どうも今まで成功した勇者はこの辺りの国じゃあいないみたいだけど・・
コイツなんかにやらせてないで自分達でやろうと思わないのかと
聞いてみたんだけど・・
怖くってそんなことは考えもできないと・・・
はあ・・・できなきゃ諦めろよ!
ヘタレなコイツなんかにできると思うのか?!
あー・・なにかしてるって姿勢を示したい・・ねぇ。
ソレって魔王にバレないのかね?
表だってなければ文句は言って来ないそうだ。
完全に魔王にバカにされてるみたいだな。
ロクな勇者がいなかったってことかもな。
アノ世界のオレの知ってる勇者たちが来てたんならそんなに
バカにされたりしないんだろうけど・・・
コイツはイジメッコ(笑。
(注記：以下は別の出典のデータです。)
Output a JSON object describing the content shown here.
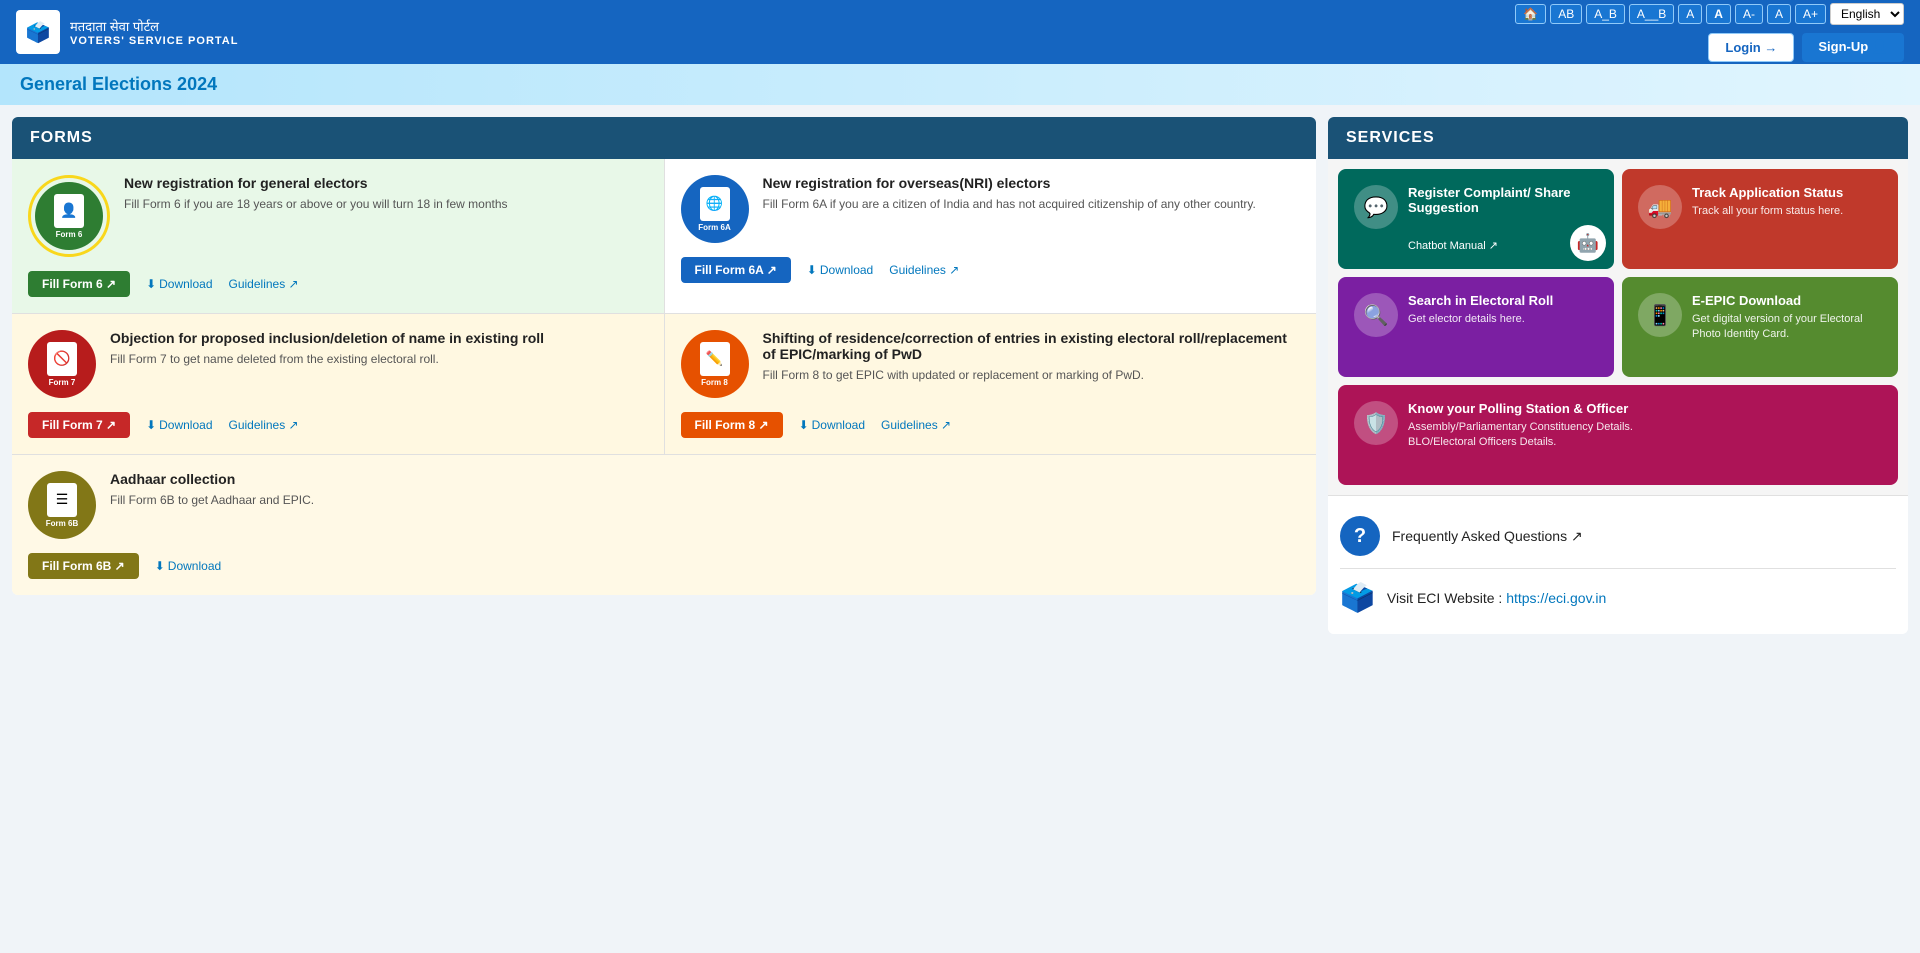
{
  "header": {
    "logo_text": "🗳️",
    "title_hindi": "मतदाता सेवा पोर्टल",
    "title_eng": "VOTERS' SERVICE PORTAL",
    "accessibility": {
      "home": "🏠",
      "contrast1": "AB",
      "contrast2": "A_B",
      "contrast3": "A__B",
      "font_A": "A",
      "font_A_bold": "A",
      "font_minus": "A-",
      "font_normal": "A",
      "font_plus": "A+"
    },
    "language": "English",
    "login_label": "Login →",
    "signup_label": "Sign-Up 👤"
  },
  "banner": {
    "text": "General Elections 2024"
  },
  "forms_section": {
    "header": "FORMS",
    "cards": [
      {
        "id": "form6",
        "icon_label": "Form 6",
        "icon_bg": "green",
        "title": "New registration for general electors",
        "desc": "Fill Form 6 if you are 18 years or above or you will turn 18 in few months",
        "fill_label": "Fill Form 6 ↗",
        "fill_color": "green",
        "download_label": "Download",
        "guidelines_label": "Guidelines ↗",
        "highlighted": true
      },
      {
        "id": "form6a",
        "icon_label": "Form 6A",
        "icon_bg": "blue",
        "title": "New registration for overseas(NRI) electors",
        "desc": "Fill Form 6A if you are a citizen of India and has not acquired citizenship of any other country.",
        "fill_label": "Fill Form 6A ↗",
        "fill_color": "blue",
        "download_label": "Download",
        "guidelines_label": "Guidelines ↗",
        "highlighted": false
      },
      {
        "id": "form7",
        "icon_label": "Form 7",
        "icon_bg": "red-dark",
        "title": "Objection for proposed inclusion/deletion of name in existing roll",
        "desc": "Fill Form 7 to get name deleted from the existing electoral roll.",
        "fill_label": "Fill Form 7 ↗",
        "fill_color": "red",
        "download_label": "Download",
        "guidelines_label": "Guidelines ↗"
      },
      {
        "id": "form8",
        "icon_label": "Form 8",
        "icon_bg": "orange",
        "title": "Shifting of residence/correction of entries in existing electoral roll/replacement of EPIC/marking of PwD",
        "desc": "Fill Form 8 to get EPIC with updated or replacement or marking of PwD.",
        "fill_label": "Fill Form 8 ↗",
        "fill_color": "orange",
        "download_label": "Download",
        "guidelines_label": "Guidelines ↗"
      }
    ],
    "form6b": {
      "id": "form6b",
      "icon_label": "Form 6B",
      "icon_bg": "olive",
      "title": "Aadhaar collection",
      "desc": "Fill Form 6B to get Aadhaar and EPIC.",
      "fill_label": "Fill Form 6B ↗",
      "fill_color": "olive",
      "download_label": "Download"
    }
  },
  "services_section": {
    "header": "SERVICES",
    "cards": [
      {
        "id": "register-complaint",
        "color": "teal",
        "icon": "💬",
        "title": "Register Complaint/ Share Suggestion",
        "desc": "",
        "chatbot": true,
        "chatbot_label": "Chatbot Manual ↗"
      },
      {
        "id": "track-application",
        "color": "coral",
        "icon": "🚚",
        "title": "Track Application Status",
        "desc": "Track all your form status here."
      },
      {
        "id": "search-electoral",
        "color": "purple",
        "icon": "🔍",
        "title": "Search in Electoral Roll",
        "desc": "Get elector details here."
      },
      {
        "id": "epic-download",
        "color": "olive-dark",
        "icon": "📱",
        "title": "E-EPIC Download",
        "desc": "Get digital version of your Electoral Photo Identity Card."
      },
      {
        "id": "polling-station",
        "color": "pink",
        "icon": "🛡️",
        "title": "Know your Polling Station & Officer",
        "desc_line1": "Assembly/Parliamentary Constituency Details.",
        "desc_line2": "BLO/Electoral Officers Details."
      }
    ]
  },
  "faq": {
    "label": "Frequently Asked Questions ↗"
  },
  "visit_eci": {
    "label_prefix": "Visit ECI Website : ",
    "link_text": "https://eci.gov.in",
    "link_url": "https://eci.gov.in"
  }
}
)な連中からすら無視されるって位のヤツなんだ。
勇者なんかできるとは思えないんだけど・・
ソレでも形だけでも勇者をやってほしいと言う。
まあ、レベルが上がったらバックレちまおう。
元の世界に帰る手段はそれから考えることにするか・・・
ということで修行を始めたんだが・・・
ヘタレとか言う前に練習用の武器すら持ち上がらないってどういうことだよ!
オレは魔法使いだからそんなに筋力に補正は無いんだけど
オレより腕力が無いって・・・
剣どころか槍も弓すらも普通に構えられないって・・
王女さま・・あきれて当然だよね・・帰っちゃった。
仕方ないので友人の勇者が教えてくれた集中力の強化から
やってみることにした。
風魔法で浮かべた紙の玉を木剣で叩くだけという簡単なものだったんだけど・・
その木剣が持ち上がらない・・。
どーしようもないので木剣と同じ長さの細目の棒で代用した。
友人の勇者によると病弱な子供の勇者の為に考えたんだと
いうことだったんだけど・・
目の前の紙玉に当たらないなんて子供以下だろ!
まあ、訓練・・・訓練だからな・・。
うん・・・
回復魔法を掛けてくれる神官でさえあきれていた。
そんな目で見られても・・
オレは回復魔法はやったことがないので教わってみた。
半分冗談だったんだけどね。
まあ・・オレって魔法使いだからな。
できなくても当然だと思ってはいたんだけど・・なんとできた!。
もっとも相性がそういいわけでもないらしく魔力はいっぱい喰われるし
威力も大きくない。
それでも神官は驚いていた。
賢者と呼ぶにはまだ威力が足りないようだけど訓練を積めば魔力も少しで
効果も大きくなるそうだ。
頑張れば賢者を名乗れるのか!。
なんかちょっと希望がでてきた気がしたよ。
勇者は一週間してやっと紙玉に当たるようになった。
木剣もまだ持てないんだけどね。